In listings and commands, the group name and parameter name are separated by a colon (:) so that the parameter “SCALE” that belongs to the “ANALOG” group will be written as ANALOG:SCALE – the group name always precedes the parameter name. The ability to group parameters in this way enables similar parameters pertaining to different functions to be included in the same file without risk of confusion. Thus, the SCALE parameter ANALOG:SCALE is different from the parameter POINT:SCALE.
A parameter or group name may consist of any number of characters made up from the letters A through Z, the numerals 0 through 9, and the underscore character “_”, other punctuation or printable characters may not be used. Parameter and group names should not start with a numeral or the underscore character. While lower case letters are usually tolerated in parameters and group names, it is standard practice to use upper case letters throughout the name.
For compatibility between software applications, the C3D specification states that when a parameter or group name is interpreted then only the first six characters of the group name and the first six characters of the parameter name are used. Therefore, it is important that all group names, and all parameter names within the group, should show at least one difference in the first six characters. The same names may be used for two parameters if they occur in different groups.
A parameter’s type determines the type of data that may be stored in it. Four parameter types are used; integer, floating-point, character, and byte. These data types correspond to the conventional meaning of the terms in computer programming. An integer is a 16-bit signed number between -32768 and +32767, a floating-point number is one containing a decimal point or written in scientific exponential representation. A character is a literal symbol such as a letter entered from the keyboard, and a byte data location can contain an 8-bit signed integer in the range -128 to +127.
An unsigned, 16-bit, integer can store positive numbers in the range of 0 to +65535 while unsigned bytes have a range of 0 to +255. Unsigned integers lack any way of recording the sign of a number and so, by convention, are assumed to be positive values. This ability to represent larger numbers makes the use of unsigned numbers attractive within some C3D file parameters where we are confident that the values represented will never be negative. As a result, some software applications may treat certain parameters as unsigned – thus allowing them to store larger frames or longer parameters. C3D files that contain unsigned integers are referred to as Unsigned C3D files.
It must be stressed that, other than the convention of treating a particular order of 16-bits as a positive or negative value, there is no discernable difference in the way that the C3D file is written. The only way of determining that a C3D file is unsigned is by examining the values of various parameters for negative values in places that would make no sense in a signed C3D file – for instance, reading an array index with a negative value is a sure giveaway as is reading a negative frame range!

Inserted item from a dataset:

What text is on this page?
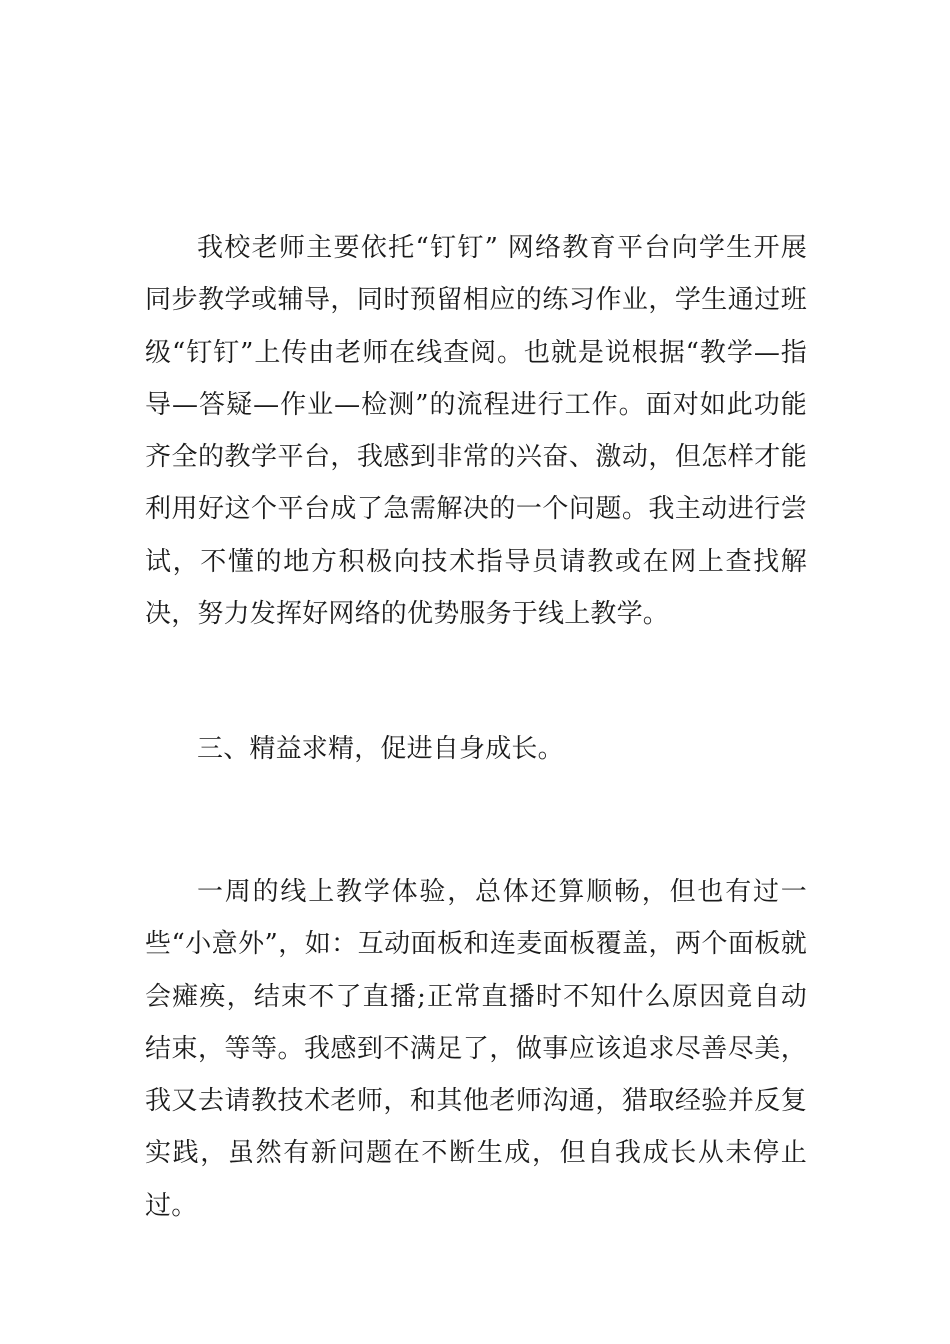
我校老师主要依托“钉钉” 网络教育平台向学生开展同步教学或辅导，同时预留相应的练习作业，学生通过班级“钉钉”上传由老师在线查阅。也就是说根据“教学—指导—答疑—作业—检测”的流程进行工作。面对如此功能齐全的教学平台，我感到非常的兴奋、激动，但怎样才能利用好这个平台成了急需解决的一个问题。我主动进行尝试，不懂的地方积极向技术指导员请教或在网上查找解决，努力发挥好网络的优势服务于线上教学。

三、精益求精，促进自身成长。

一周的线上教学体验，总体还算顺畅，但也有过一些“小意外”，如：互动面板和连麦面板覆盖，两个面板就会瘫痪，结束不了直播;正常直播时不知什么原因竟自动结束，等等。我感到不满足了，做事应该追求尽善尽美，我又去请教技术老师，和其他老师沟通，猎取经验并反复实践，虽然有新问题在不断生成，但自我成长从未停止过。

The dimensions of a parameter define how many elements of the appropriate type may be stored in that parameter – as a result, dimensions are always positive values.
The original signed C3D specification allowed for a maximum of seven dimensions. Some older applications may fail to read more than seven dimensions, if present in a C3D file.
The use of the term dimensions follows normal programming conventions - if a parameter has no dimensions, then it may only hold one value of its data type. If it has one dimension it is presented in the form such as PARM(4) where the 4 indicates that the parameter called PARM is capable of holding four values. Examples of two- and three-dimensional parameter arrays are PARMA(4,5) and PARMB(3,5,7). The first example has 4 x 5 = 20 elements, and the second parameter holds 3 x 5 x 7 = 105 entries.